R.E.M., les Red Hot Chilli Peppers et U2, par exemple, ont tenu à co-créditer tous les membres du groupe, peu importe qui a écrit une chanson ou un passage particulier. Et Queen s’est tournée vers un tel arrangement et s’est éloignée des crédits de compositeurs individuels, en partie pour réduire les disputes intra-bande sur les chansons à choisir comme singles.
En se séparant
Dans le cas des Beatles, Lennon et McCartney avaient cessé de coécrire les chansons plusieurs années avant la séparation du groupe, bien qu’en tant qu’interprètes et camarades de groupe, ils aient continué à les façonner dans le processus de production. Les tensions sur l’un de ces axes pourraient être durables. Les Beatles ont pris des chemins divergents au fil des années 60, comme c’est assez naturel pour les amis de l’école lorsqu’ils passent à l’âge adulte et fondent une famille.
Mais à la fin de la décennie, des divergences simultanées dans les voies créatives, sociales et financières ont rendu le partenariat ingérable. Les « différences musicales » sont souvent appelées en plaisantant comme un proxy de l’inimitié personnelle. Mais en vérité, les différents fils sont souvent difficiles à démêler complètement.
En fin de compte, Lennon et McCartney se complètent en tant que personnalités et musiciens. La facilité mélodique de McCartney a adouci certains des bords les plus rugueux de Lennon. Le grain de Lennon ajoutait de la texture et levait certaines des tendances les plus saccharines de McCartney.
Leur héritage, cependant, était plus que juste musical. Leur succès a coïncidé avec, et a contribué à façonner, une explosion de la culture des jeunes en tant qu’entreprise créative et commerciale.

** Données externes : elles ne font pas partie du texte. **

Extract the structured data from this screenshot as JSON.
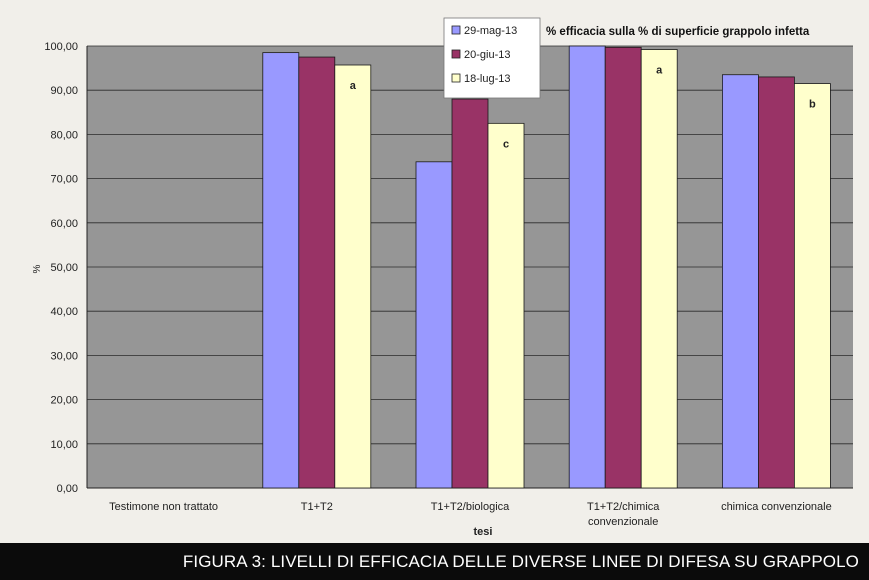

Nous ne pouvons pas savoir, bien sûr, ce qui se serait passé si Lennon avait vécu jusqu’à 80 ans, d’autant plus que – leurs problèmes d’affaires retombant dans le passé – sa relation personnelle avec McCartney s’était à nouveau réchauffée au début des années 1980. Avec la frénésie des Beatles derrière eux, ils ont trouvé un terrain d’entente sur les questions plus prosaïques du moyen âge.
Comme l’a dit McCartney:
Nous discutions de la façon de faire du pain. Juste des trucs ordinaires, tu sais. Il avait eu un bébé à ce moment–là – il avait eu Sean – pour qu’on puisse parler de bébés, de famille, de pain et d’autres choses. Donc ça a rendu les choses un peu plus faciles, le fait qu’on était copains.
Mais le fait que leur évolution en tant qu’auteurs-compositeurs et amis se soit faite en tandem se ressent toujours dans l’émergence d’entreprises musicales populaires des cours d’école et de groupes de jeunes pairs dans le rock et au-delà.